Over 170,000 Syrian Babies Born in Turkey After Refugee Influx
At least 170,000 Syrian babies have been born in Turkey since refugees started flocking into the country from Syria, a Turkish aid agency said yesterday.
Turkey's Disaster and Emergency Management Authority (AFAD) said it also provided special meal options to pregnant or breastfeeding refugee females at maternity and child healthcare facilities across the country.
Turkey is hosting the largest number of Syrian refugees in the world, around three million and has so far spent more than $12 billion on the refugees.
Help from the international community has amounted to around $512 million so far, AFAD said.
AFAD also sent around 1.63 billion Turkish lira ($520 million) worth of humanitarian aid to Syria since the war began, the agency said.
At least 82,000 Syrian children were admitted to schools at resettlement centers, it said.
Also, cooperation between Turkey's Education Ministry and AFAD ensured that 310,000 kindergarten and high school students were taken off the streets and admitted to schools, it added.

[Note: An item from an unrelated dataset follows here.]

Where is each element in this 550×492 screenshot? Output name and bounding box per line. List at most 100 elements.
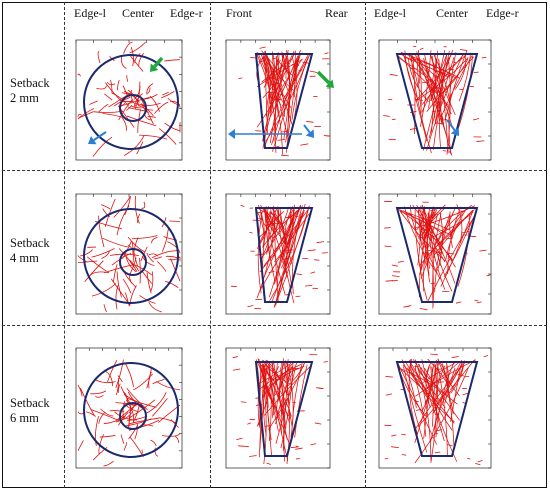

Also, at least 115,000 Syrian adults gained employable skills after going through various certificate programs organized at AFAD centers.
AFAD also said several women also took part in mukhtar (local headmen) elections and participated in the management of refugee camps.
AFAD staff also raised awareness among refugees about early marriages and polygamy.
According to the authority, at least 400,000 people, including civilians lost their lives in Syria since the conflict began.
At least 13.5 million people in the 20 million-strong country are in need of humanitarian aid.
While 6.1 million people have been displaced, around 4.8 million fled to neighboring countries.
Turkey's AFAD has 26 settlement centers across Turkey and offers help to the physical, social and psychological needs of refugees.
According to the UN's Refugee Agency, Turkey hosts the largest population of refugees in the world.
Also, UNICEF said the country was hosting the largest number of child refugees in the world.